CCUL, Foundation, CUNA Mutual collaborate to pass rule on Charitable Donation Accounts
Thursday, March 28, 2019
The North Carolina Rules Review Commission (RRC) gave final approval March 21 to a rule enabling the creation of Charitable Donation Accounts. The rule gives state-chartered credit unions the same capability of federally chartered credit unions to support charitable purposes. The rule goes into effect April 1.
CCUL raised this issue with the North Carolina Credit Union Division (NCCUD) for a couple of years, during which NCCUD polled other state regulators about their programs. In January 2018, NCCUD’s administrator agreed to work with CCUL on negotiation and research which continued for a year. CCUL also reached out to the Carolinas Credit Union Foundation and CUNA Mutual, both of whom had interest in the rule and getting it done right. NCCUD took comments and input from all organizations and developed what is the final rule. The last step was to navigate the RRC’s process, which can take up to 18 months. Fortunately, because of the collaboration, there were no objections to the rule and the process took significantly less time.
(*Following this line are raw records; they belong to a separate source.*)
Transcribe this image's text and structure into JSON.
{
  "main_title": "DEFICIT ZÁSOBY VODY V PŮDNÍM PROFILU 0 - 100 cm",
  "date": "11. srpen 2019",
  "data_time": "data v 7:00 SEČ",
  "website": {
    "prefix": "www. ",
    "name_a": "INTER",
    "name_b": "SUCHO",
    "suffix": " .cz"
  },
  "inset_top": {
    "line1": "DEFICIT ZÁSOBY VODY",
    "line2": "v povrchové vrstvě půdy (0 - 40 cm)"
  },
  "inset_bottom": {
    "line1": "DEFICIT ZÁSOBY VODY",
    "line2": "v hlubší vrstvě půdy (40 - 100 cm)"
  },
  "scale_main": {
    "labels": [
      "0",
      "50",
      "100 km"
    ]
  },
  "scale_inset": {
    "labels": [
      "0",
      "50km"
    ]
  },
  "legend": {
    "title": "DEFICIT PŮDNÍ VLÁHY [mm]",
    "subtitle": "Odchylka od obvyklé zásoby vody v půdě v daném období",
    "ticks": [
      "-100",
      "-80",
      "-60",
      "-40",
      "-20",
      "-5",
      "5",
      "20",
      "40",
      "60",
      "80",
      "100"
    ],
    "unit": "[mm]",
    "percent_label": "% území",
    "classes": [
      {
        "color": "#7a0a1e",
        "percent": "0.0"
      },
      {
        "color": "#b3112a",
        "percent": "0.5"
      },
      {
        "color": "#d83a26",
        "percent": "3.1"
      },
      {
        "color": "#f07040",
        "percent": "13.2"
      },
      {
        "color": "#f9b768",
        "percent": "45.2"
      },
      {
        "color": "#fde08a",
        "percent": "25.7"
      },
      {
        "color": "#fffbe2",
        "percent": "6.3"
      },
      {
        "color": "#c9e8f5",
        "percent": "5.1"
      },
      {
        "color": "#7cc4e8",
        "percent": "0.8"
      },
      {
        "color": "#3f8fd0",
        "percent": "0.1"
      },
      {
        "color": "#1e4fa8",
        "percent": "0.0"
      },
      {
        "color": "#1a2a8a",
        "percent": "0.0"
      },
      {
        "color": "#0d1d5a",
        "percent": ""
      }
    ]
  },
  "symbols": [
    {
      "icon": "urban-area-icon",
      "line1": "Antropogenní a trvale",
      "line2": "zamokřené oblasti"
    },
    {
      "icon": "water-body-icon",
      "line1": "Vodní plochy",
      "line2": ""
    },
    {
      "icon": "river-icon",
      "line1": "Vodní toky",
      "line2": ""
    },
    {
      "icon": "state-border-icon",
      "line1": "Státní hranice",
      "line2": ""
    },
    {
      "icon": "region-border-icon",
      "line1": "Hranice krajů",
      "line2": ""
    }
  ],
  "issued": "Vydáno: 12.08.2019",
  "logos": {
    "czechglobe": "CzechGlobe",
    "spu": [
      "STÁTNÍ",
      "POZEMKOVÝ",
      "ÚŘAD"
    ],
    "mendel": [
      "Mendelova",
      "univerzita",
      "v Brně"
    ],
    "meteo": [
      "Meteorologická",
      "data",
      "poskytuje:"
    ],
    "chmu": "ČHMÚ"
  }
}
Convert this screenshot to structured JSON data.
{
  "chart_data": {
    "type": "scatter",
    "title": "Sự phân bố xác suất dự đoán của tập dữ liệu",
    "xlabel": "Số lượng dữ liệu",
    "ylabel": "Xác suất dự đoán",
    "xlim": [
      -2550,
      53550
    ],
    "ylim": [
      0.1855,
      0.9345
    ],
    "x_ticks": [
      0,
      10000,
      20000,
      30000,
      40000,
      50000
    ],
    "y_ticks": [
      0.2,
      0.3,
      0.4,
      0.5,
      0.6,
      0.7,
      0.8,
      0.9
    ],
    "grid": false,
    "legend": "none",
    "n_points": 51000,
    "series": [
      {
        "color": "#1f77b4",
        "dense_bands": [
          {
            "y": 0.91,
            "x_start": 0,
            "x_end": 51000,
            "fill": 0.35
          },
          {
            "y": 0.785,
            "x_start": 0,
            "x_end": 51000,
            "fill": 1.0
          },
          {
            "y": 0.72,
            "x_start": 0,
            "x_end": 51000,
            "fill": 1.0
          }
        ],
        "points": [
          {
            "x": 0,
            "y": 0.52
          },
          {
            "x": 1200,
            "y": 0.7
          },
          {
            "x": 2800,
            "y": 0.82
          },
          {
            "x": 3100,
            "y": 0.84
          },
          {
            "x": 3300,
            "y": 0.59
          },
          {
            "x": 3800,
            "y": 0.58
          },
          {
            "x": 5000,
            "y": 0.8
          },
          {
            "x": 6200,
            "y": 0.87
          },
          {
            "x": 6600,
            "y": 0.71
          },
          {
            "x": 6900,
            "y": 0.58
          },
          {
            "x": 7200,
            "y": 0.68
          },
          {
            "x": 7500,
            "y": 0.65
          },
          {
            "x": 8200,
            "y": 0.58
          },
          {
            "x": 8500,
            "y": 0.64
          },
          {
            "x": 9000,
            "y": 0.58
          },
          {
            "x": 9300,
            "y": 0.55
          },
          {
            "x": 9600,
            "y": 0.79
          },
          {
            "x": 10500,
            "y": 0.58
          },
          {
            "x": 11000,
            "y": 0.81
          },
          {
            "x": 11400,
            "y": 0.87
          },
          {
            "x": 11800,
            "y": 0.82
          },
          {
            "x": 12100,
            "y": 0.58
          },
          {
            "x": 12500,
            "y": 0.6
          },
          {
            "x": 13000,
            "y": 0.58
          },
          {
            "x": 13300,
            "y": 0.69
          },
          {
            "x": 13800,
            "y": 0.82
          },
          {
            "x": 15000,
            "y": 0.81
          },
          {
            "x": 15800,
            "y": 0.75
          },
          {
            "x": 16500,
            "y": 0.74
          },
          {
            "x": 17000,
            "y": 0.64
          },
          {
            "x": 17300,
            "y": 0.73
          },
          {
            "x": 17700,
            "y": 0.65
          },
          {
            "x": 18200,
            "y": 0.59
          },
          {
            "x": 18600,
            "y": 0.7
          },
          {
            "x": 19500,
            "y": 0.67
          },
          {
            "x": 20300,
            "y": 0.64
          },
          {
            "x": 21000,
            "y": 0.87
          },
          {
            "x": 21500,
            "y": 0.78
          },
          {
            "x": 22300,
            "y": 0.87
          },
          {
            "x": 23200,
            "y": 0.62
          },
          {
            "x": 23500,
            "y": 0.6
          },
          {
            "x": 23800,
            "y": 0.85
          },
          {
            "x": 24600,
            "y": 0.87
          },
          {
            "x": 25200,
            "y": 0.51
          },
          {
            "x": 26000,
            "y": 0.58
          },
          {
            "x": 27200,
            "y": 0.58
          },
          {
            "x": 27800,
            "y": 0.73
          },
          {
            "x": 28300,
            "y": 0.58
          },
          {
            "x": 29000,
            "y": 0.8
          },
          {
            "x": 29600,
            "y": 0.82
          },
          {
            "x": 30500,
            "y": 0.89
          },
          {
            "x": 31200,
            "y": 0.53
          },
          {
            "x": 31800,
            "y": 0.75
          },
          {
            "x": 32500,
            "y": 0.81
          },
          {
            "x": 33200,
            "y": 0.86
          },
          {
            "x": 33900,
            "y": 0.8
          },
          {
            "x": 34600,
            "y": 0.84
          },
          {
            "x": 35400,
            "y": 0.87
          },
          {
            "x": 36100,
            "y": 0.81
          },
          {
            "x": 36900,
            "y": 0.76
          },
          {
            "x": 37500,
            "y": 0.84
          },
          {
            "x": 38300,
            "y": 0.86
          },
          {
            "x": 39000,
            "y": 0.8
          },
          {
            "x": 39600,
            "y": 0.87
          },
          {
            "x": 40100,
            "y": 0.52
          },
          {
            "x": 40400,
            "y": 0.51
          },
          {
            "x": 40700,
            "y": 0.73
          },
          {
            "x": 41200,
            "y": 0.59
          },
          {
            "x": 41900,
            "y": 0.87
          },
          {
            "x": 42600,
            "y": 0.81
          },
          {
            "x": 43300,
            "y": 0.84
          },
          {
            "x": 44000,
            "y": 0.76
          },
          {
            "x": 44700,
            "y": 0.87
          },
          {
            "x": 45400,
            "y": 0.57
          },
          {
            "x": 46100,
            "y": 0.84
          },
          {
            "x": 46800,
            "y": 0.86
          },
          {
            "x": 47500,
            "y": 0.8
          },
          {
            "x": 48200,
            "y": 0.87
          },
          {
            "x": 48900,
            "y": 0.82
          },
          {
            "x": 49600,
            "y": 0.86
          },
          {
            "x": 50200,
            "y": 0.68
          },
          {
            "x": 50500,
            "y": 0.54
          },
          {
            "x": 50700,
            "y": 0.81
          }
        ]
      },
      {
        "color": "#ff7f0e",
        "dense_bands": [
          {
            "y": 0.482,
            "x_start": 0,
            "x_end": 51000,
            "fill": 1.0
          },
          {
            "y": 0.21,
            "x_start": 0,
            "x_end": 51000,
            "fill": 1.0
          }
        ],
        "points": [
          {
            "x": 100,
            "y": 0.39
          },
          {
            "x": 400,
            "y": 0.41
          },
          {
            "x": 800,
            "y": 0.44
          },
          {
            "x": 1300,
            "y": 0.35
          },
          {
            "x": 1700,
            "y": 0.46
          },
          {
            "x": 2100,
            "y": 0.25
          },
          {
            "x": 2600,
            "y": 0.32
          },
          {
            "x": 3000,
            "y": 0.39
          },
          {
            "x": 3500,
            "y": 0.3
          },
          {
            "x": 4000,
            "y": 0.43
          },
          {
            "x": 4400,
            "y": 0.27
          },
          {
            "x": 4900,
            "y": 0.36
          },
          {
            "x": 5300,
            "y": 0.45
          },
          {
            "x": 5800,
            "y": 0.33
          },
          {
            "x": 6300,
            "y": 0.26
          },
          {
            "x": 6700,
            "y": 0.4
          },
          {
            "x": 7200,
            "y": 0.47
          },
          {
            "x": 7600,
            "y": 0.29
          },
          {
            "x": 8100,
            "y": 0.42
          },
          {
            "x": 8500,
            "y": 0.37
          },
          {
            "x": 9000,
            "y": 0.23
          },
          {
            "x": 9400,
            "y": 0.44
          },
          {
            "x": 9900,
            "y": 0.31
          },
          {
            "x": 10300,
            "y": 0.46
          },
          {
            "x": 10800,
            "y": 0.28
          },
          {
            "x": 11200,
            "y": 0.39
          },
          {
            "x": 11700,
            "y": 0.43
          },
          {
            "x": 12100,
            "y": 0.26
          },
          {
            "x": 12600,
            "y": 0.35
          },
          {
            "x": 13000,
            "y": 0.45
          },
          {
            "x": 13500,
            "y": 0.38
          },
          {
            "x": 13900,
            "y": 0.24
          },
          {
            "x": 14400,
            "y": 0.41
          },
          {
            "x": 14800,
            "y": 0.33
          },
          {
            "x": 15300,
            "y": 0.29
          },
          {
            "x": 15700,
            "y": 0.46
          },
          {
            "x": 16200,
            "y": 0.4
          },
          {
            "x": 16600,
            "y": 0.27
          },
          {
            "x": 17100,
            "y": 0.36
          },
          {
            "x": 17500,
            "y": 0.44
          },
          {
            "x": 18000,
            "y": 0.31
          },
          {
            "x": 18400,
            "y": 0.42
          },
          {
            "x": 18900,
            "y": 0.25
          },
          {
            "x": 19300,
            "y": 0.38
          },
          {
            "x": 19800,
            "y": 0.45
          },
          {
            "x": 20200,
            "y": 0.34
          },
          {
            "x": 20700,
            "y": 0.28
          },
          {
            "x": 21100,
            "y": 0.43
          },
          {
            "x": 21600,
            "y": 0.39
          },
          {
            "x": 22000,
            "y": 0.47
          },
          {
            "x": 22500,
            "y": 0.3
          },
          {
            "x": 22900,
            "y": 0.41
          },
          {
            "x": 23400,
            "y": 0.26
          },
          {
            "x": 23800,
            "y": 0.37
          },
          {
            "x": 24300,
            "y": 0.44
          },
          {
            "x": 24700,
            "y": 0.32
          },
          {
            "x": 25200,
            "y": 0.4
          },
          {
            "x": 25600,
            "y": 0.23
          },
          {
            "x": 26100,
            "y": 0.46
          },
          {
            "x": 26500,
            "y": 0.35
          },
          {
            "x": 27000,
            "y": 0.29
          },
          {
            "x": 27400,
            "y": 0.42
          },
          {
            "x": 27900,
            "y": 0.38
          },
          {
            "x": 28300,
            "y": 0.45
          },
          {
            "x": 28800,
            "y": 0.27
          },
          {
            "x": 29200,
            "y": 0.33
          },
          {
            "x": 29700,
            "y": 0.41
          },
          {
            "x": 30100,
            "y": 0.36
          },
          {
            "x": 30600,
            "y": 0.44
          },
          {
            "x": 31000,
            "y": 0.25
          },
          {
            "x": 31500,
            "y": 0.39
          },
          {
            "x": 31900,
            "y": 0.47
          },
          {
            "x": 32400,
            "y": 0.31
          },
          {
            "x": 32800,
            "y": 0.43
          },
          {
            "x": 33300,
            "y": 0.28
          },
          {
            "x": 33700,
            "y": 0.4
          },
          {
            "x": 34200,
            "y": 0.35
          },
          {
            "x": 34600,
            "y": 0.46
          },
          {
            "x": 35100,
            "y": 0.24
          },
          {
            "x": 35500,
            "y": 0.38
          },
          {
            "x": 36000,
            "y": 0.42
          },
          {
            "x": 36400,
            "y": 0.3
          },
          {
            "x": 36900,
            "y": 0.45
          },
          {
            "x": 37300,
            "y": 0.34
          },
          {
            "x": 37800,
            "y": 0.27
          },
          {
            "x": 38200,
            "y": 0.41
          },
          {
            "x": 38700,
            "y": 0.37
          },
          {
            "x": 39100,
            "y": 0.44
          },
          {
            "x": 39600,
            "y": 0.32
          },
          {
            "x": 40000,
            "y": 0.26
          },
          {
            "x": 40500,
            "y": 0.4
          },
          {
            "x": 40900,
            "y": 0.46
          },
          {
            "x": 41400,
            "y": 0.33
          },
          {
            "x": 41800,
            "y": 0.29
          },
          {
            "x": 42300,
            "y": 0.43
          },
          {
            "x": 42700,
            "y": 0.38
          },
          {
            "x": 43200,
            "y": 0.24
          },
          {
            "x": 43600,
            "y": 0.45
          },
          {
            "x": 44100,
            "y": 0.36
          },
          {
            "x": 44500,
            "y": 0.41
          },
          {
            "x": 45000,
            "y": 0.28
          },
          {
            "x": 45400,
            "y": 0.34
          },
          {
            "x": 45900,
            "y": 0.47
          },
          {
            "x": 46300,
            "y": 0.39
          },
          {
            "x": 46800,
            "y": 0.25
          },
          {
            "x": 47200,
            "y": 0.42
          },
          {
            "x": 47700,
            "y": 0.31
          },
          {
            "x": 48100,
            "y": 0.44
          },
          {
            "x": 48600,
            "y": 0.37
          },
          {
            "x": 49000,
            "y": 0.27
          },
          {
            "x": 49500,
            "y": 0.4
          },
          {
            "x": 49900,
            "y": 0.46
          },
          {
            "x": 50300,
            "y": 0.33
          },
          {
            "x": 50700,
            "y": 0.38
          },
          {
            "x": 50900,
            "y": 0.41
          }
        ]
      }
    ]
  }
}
“The Carolinas Foundation thanks the League for its engagement around this opportunity for state-charters in North Carolina,” said Carolinas Foundation President Lauren Whaley. “Charitable Donation Accounts offered by CUNA Mutual and other investors provide credit unions a funding vehicle to start a charitable-giving program or foundation in partnership with the Carolinas Foundation. Through collaboration, credit unions are able to make an impact in their communities with donations to local non-profits.”
Through the passage of S 337, SC Credit Union Act, in South Carolina last year, SC state-chartered credit unions are also able to create Charitable Donation Accounts.